Liberman also bankrolled Klein’s wish to shoot the streets of New York with complete freedom. He developed and printed his photographs at night, transforming his errors of exposure, focus, and motion blur into expressive devices. With the new photostat machine in the Vogue office, he made high-contrast copies of each image in multiple sizes and used them to create a dummy of the eventual book. Klein did his own layout and the jacket design. He also wrote the hilarious and insightful captions, which were printed as a separate pamphlet, attached to the book’s spine by a cord.
Every spread has a different arrangement, and the book overall is impossible to remember. With each viewing, the emphasis falls somewhere new. For me, of late, the energy of Klein’s many Harlem photographs has my attention. Throughout his career, Black experiences have been a key thread (he went on to make groundbreaking films about Cassius Clay, Eldridge Cleaver, the 1969 Pan-African Festival in Algiers, and Little Richard). Klein’s captions speak clearly of Black resilience in the face of white racism. His Harlem images range from the almost chaotic to the stately, but he is always present to his subjects. Never attempting to be invisible, Klein is unmistakably part of each situation—interacting, collaborating, sharing, and celebrating. There’s nothing voyeuristic, and certainly nothing objective, about his images. These are willfully immersive photographs, and all the richer for it. New York is performed as much as documented, with human life a constantly improvised theater.

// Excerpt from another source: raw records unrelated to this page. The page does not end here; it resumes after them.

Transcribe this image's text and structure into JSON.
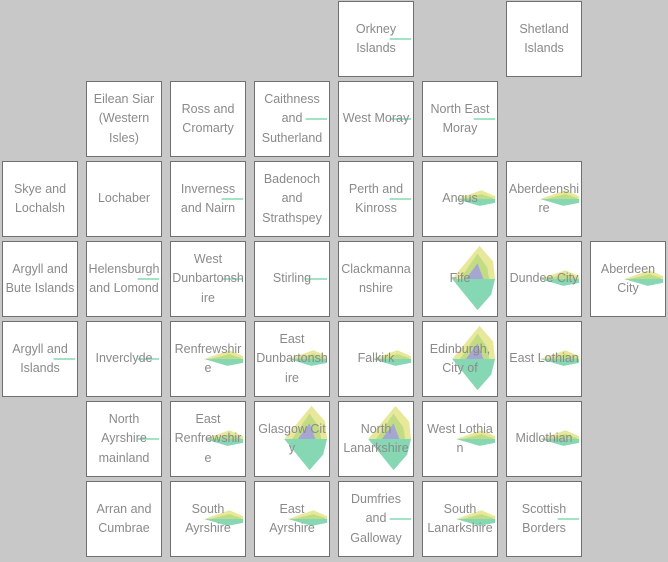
{
  "chart_data": {
    "type": "tile-grid map with glyph charts",
    "colors": [
      "#e8e89a",
      "#c2dc86",
      "#86d8b4",
      "#a6a6d2",
      "#6ec8a2"
    ],
    "tiles": [
      {
        "label": "Orkney\nIslands",
        "col": 4,
        "row": 0,
        "glyph": "line"
      },
      {
        "label": "Shetland\nIslands",
        "col": 6,
        "row": 0,
        "glyph": "none"
      },
      {
        "label": "Eilean Siar\n(Western\nIsles)",
        "col": 1,
        "row": 1,
        "glyph": "none"
      },
      {
        "label": "Ross and\nCromarty",
        "col": 2,
        "row": 1,
        "glyph": "none"
      },
      {
        "label": "Caithness\nand\nSutherland",
        "col": 3,
        "row": 1,
        "glyph": "line"
      },
      {
        "label": "West Moray",
        "col": 4,
        "row": 1,
        "glyph": "line"
      },
      {
        "label": "North East\nMoray",
        "col": 5,
        "row": 1,
        "glyph": "line"
      },
      {
        "label": "Skye and\nLochalsh",
        "col": 0,
        "row": 2,
        "glyph": "none"
      },
      {
        "label": "Lochaber",
        "col": 1,
        "row": 2,
        "glyph": "none"
      },
      {
        "label": "Inverness\nand Nairn",
        "col": 2,
        "row": 2,
        "glyph": "line"
      },
      {
        "label": "Badenoch\nand\nStrathspey",
        "col": 3,
        "row": 2,
        "glyph": "none"
      },
      {
        "label": "Perth and\nKinross",
        "col": 4,
        "row": 2,
        "glyph": "line"
      },
      {
        "label": "Angus",
        "col": 5,
        "row": 2,
        "glyph": "small"
      },
      {
        "label": "Aberdeenshire",
        "col": 6,
        "row": 2,
        "glyph": "small"
      },
      {
        "label": "Argyll and\nBute Islands",
        "col": 0,
        "row": 3,
        "glyph": "none"
      },
      {
        "label": "Helensburgh\nand Lomond",
        "col": 1,
        "row": 3,
        "glyph": "line"
      },
      {
        "label": "West\nDunbartonshire",
        "col": 2,
        "row": 3,
        "glyph": "line"
      },
      {
        "label": "Stirling",
        "col": 3,
        "row": 3,
        "glyph": "line"
      },
      {
        "label": "Clackmannanshire",
        "col": 4,
        "row": 3,
        "glyph": "none"
      },
      {
        "label": "Fife",
        "col": 5,
        "row": 3,
        "glyph": "big"
      },
      {
        "label": "Dundee City",
        "col": 6,
        "row": 3,
        "glyph": "small"
      },
      {
        "label": "Aberdeen\nCity",
        "col": 7,
        "row": 3,
        "glyph": "small"
      },
      {
        "label": "Argyll and\nIslands",
        "col": 0,
        "row": 4,
        "glyph": "line"
      },
      {
        "label": "Inverclyde",
        "col": 1,
        "row": 4,
        "glyph": "line"
      },
      {
        "label": "Renfrewshire",
        "col": 2,
        "row": 4,
        "glyph": "small"
      },
      {
        "label": "East\nDunbartonshire",
        "col": 3,
        "row": 4,
        "glyph": "small"
      },
      {
        "label": "Falkirk",
        "col": 4,
        "row": 4,
        "glyph": "small"
      },
      {
        "label": "Edinburgh,\nCity of",
        "col": 5,
        "row": 4,
        "glyph": "big"
      },
      {
        "label": "East Lothian",
        "col": 6,
        "row": 4,
        "glyph": "small"
      },
      {
        "label": "North\nAyrshire\nmainland",
        "col": 1,
        "row": 5,
        "glyph": "line"
      },
      {
        "label": "East\nRenfrewshire",
        "col": 2,
        "row": 5,
        "glyph": "small"
      },
      {
        "label": "Glasgow City",
        "col": 3,
        "row": 5,
        "glyph": "big"
      },
      {
        "label": "North\nLanarkshire",
        "col": 4,
        "row": 5,
        "glyph": "big"
      },
      {
        "label": "West Lothian",
        "col": 5,
        "row": 5,
        "glyph": "small"
      },
      {
        "label": "Midlothian",
        "col": 6,
        "row": 5,
        "glyph": "small"
      },
      {
        "label": "Arran and\nCumbrae",
        "col": 1,
        "row": 6,
        "glyph": "none"
      },
      {
        "label": "South\nAyrshire",
        "col": 2,
        "row": 6,
        "glyph": "small"
      },
      {
        "label": "East\nAyrshire",
        "col": 3,
        "row": 6,
        "glyph": "small"
      },
      {
        "label": "Dumfries\nand\nGalloway",
        "col": 4,
        "row": 6,
        "glyph": "line"
      },
      {
        "label": "South\nLanarkshire",
        "col": 5,
        "row": 6,
        "glyph": "small"
      },
      {
        "label": "Scottish\nBorders",
        "col": 6,
        "row": 6,
        "glyph": "line"
      }
    ]
  }
}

To the purist defenders of documentary and fine-art photography in the United States, this was all deeply off-putting. Only recently has the country come to appreciate Klein’s artistic achievement and global influence. At the time, no U.S. publisher would touch Life is Good & Good for You in New York. It was tumultuous and wild, with swerving bebop rhythms of editing and no calming white borders. The most adventurous American photobook to get published in the 1950s was probably Roy DeCarava and Langston Hughes’s The Sweet Flypaper of Life, from 1955. Klein’s book had ten times the photographs, no narrative, and a jumble of styles. Back in Paris, it was the young upstart editor Chris Marker who persuaded Éditions du Seuil to issue it, with co-editions published in London and Rome. Today it tops many lists of the most influential photobooks.
I have never understood Klein’s views about New York, and this has never bothered me. One can see in his book a premonition of the city’s future urban hell, but of resilience and reinvention too. Sixty-five years on, it remains a vision against which the city can measure itself.